REST vs GraphQL for Frontend Developers

When to use REST, when to use GraphQL, and how to integrate each with React and Next.js.

REST and GraphQL are both valid. Here’s how they differ and how to choose for your frontend.

REST and GraphQL API comparison
REST and GraphQL API comparison

REST

  • Model — Resources and URLs; HTTP methods (GET, POST, PUT, DELETE). Stateless; cacheable by URL.
  • Pros — Simple, well understood, great caching (CDN, browser). Easy to debug with curl or browser.
  • Cons — Over-fetching or under-fetching; multiple round-trips for related data; versioning and consistency vary by team.

GraphQL

  • Model — Single endpoint; client sends a document describing the data it needs. One request can get many resources.
  • Pros — Flexible queries, strong typing, subscriptions for real-time. Frontend controls the shape.
  • Cons — Caching is harder (single URL); complexity on the server; need for query depth/cost limits.
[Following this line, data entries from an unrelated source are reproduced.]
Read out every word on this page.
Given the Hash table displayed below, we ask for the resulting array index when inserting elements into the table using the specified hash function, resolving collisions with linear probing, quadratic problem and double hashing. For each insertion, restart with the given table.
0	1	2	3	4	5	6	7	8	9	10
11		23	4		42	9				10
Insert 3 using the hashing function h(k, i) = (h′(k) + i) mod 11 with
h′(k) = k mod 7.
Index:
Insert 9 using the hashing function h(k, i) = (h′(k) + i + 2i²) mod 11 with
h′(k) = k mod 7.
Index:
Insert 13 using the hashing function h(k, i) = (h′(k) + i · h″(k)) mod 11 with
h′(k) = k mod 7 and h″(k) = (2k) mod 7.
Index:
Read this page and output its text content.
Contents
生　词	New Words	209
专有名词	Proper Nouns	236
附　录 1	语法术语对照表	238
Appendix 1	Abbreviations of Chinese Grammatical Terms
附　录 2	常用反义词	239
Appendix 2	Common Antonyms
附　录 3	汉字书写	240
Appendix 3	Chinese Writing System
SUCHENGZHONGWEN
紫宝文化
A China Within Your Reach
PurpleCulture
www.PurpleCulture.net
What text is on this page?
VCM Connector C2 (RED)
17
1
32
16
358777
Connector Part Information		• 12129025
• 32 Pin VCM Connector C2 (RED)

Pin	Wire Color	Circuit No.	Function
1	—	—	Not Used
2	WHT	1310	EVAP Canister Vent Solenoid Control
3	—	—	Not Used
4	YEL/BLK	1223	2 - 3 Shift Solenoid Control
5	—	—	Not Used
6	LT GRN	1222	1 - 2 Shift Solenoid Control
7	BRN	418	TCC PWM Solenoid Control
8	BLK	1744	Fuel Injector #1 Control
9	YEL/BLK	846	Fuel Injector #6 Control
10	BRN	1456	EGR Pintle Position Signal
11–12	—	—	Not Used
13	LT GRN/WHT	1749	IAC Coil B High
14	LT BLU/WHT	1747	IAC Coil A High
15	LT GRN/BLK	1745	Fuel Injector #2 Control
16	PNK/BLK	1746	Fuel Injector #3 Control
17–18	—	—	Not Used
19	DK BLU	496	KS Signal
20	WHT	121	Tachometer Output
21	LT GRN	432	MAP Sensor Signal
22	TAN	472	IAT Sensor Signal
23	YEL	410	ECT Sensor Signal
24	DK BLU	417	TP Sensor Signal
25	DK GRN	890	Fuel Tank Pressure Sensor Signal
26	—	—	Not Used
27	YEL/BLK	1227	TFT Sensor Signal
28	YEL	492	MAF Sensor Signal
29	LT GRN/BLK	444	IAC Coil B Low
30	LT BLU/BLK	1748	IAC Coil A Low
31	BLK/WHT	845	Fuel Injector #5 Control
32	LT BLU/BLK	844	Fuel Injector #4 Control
Use case fit (conceptual):

Best fit by use case (relative)

Recommendation

Use REST when your API is simple, cacheability matters, or the team is small. Use GraphQL when you have many clients with different data needs, complex relations, or real-time requirements. You can also offer both (REST for some resources, GraphQL for a unified query layer).

REST vs GraphQL in 100 seconds:

Takeaway

Match the API style to the product. REST and GraphQL can coexist; choose based on team skills, tooling, and how the frontend consumes data.